EDMONTON, Alta. — Denise Houle has hauled everything from chickens to dynamite from one end of North America to the other. “I know trucks inside out and backwards,” says the 29-year-old, who started trucking when she was 17.
“Ever since I was a little tiny girl, all I wanted to do was drive a truck.”
Now she’s shifting gears with the help of a $1,000 scholarship for students pursuing careers that are traditionally dominated by the opposite sex. She is one of 13 Albertans to receive this year’s Persons Case scholarship, named for the Famous Five who established that Canadian women are persons under the law.
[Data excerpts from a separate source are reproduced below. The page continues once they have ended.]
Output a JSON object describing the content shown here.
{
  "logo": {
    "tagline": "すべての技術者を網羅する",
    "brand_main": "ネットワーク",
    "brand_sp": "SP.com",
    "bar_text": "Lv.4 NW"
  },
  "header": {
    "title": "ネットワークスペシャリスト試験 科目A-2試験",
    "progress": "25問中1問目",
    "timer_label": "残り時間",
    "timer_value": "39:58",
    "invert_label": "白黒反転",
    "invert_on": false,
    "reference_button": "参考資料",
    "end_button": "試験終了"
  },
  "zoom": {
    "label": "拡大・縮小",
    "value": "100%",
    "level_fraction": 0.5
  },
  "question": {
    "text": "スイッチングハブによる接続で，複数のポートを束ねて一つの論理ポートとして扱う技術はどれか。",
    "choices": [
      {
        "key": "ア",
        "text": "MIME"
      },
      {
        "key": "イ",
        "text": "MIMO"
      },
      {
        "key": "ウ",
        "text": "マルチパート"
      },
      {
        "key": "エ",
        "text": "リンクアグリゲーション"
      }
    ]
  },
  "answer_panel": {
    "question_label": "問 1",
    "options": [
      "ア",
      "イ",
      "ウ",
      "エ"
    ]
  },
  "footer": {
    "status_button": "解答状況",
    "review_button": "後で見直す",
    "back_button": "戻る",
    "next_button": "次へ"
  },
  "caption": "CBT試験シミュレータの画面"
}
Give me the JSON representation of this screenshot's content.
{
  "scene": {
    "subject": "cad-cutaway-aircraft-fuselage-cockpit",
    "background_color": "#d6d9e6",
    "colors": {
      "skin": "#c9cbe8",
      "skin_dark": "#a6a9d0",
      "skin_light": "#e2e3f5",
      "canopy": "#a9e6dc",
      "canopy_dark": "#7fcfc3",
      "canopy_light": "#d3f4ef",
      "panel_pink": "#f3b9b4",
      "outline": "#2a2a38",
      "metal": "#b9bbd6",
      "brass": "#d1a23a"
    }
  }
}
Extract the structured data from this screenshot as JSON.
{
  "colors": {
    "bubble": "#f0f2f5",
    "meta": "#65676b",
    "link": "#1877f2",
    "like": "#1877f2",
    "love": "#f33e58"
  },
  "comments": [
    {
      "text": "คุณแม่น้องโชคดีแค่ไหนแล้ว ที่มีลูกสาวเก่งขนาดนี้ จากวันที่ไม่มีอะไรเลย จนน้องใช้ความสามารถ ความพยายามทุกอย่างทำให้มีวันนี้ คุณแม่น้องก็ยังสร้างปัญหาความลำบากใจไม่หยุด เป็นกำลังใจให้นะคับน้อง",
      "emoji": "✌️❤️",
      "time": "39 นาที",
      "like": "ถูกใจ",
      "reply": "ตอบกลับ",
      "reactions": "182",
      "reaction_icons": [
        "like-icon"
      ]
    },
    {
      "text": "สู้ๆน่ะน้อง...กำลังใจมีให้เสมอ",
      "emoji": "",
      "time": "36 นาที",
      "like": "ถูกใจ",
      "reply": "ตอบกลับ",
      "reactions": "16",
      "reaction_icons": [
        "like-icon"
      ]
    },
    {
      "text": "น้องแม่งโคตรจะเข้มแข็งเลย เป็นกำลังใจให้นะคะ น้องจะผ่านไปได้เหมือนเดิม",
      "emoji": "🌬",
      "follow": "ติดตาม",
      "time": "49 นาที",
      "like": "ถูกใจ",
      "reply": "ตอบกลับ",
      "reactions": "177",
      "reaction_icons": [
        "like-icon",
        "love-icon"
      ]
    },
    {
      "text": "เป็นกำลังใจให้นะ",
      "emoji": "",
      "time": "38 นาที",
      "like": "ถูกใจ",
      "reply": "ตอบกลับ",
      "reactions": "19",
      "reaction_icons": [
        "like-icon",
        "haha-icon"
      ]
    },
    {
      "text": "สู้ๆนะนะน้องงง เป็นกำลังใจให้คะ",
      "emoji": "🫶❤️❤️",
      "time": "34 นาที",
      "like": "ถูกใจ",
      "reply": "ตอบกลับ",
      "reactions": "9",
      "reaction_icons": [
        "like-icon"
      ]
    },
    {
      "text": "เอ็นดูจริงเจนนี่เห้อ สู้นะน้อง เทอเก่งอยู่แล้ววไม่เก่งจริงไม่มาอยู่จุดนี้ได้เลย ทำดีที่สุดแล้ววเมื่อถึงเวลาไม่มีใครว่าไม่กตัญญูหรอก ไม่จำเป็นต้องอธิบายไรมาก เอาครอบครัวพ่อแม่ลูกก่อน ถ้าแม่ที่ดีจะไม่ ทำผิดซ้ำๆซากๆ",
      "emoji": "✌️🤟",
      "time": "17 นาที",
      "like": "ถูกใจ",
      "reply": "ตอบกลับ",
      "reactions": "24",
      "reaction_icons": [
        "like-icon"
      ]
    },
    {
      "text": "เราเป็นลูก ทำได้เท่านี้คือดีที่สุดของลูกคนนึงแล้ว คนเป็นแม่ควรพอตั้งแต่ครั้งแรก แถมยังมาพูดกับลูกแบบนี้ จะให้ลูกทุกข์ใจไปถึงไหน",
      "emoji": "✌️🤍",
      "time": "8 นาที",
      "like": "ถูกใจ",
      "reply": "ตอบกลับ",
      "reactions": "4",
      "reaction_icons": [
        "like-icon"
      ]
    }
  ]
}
Houle never expected to be a “strong role model for women,” as her congratulatory letter calls her. She just likes pursuits that most people don’t associate with women. She started working on her father’s commercial fishing boat in Powell River, B.C., when she was 13, and took a heavy-duty mechanics course after high school.
She logged more than 1.9 million kilometers trucking through 42 states and most of Canada.
But a scare with cervical cancer in 1998 stopped her in her tracks. She decided she didn’t want to risk getting sick in the U.S., so she enrolled in Grant MacEwan College’s police and security program.
Now, she is one semester away from being qualified to be a “truck cop,” or motor transport officer, with Alberta Infrastructure, ensuring the big trucks on the road are operating safely.
“I definitely know that this is what I want,” she says. “There’s a handful of women in Infrastructure and I want to be one of them.”